Dipercaya oleh orang lain saat ini menjadi komoditas yang sangat berharga - bahkan cenderung semakin meningkat nilainya.
Prank yang sering kita temui di banyak video-video yang dilansir oleh para selebriti mungkin menjadi awal dari sikap meragukan atau mempertanyakan apakah benar? Apakah adegan itu sungguh-sungguh atau prank?
Walaupun akhirnya bukan prank, kitapun masih meragukannya. Butuh upaya ekstra dari biasanya untuk percaya.
Sehingga peristiwa-peristiwa yang penting dan sakral dalam kehidupanpun tak luput dari pertanyaan, berita pernikahan A dan B, apakah ini hanya settingan saja?.
Ada orang mengatakan bahwa kita saat ini hidup dibawah rezim post truth. Dimana segala sesuatu patut dipertanyakan dan diragukan.
Tidak dipercaya itu capek. Orang akan bertanya dan menyelidiki kita, dikorek mundur segala sesuatu yang pernah kita lakukan. Dicocokkan apa yang dikatakan dengan apa yang dilakukan. Bila terdapat sedikit saja ketidakcocokan maka resikonya besar.
Kalau dipercaya memang sungguh komoditi yang hampir masuk dalam kategori sulit didapat, sudah selayaknya kita berjuang sekuat tenaga untuk menjadi yang dipercaya.
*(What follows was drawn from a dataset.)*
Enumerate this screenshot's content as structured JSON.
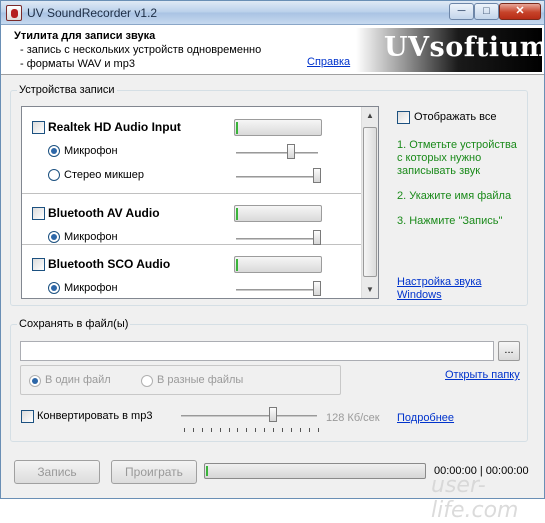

Akar dari sulitnya seseorang untuk dipercaya adalah berasal dari dalam dirinya sendiri. Yakni, ia tidak bisa mempercayai orang lain.
Ini bisa disebabkan ia sendiri suka berbohong atau membohongi orang lain, suka menyelingkuhi orang lain, suka berbuat curang.
Pada orang-orang yang tidak pernah melakukan itu biasanya lebih mudah untuk dipercaya orang.
So, jangan suka bohong, suka curang dan suka selingkuh agar bisa dipercaya.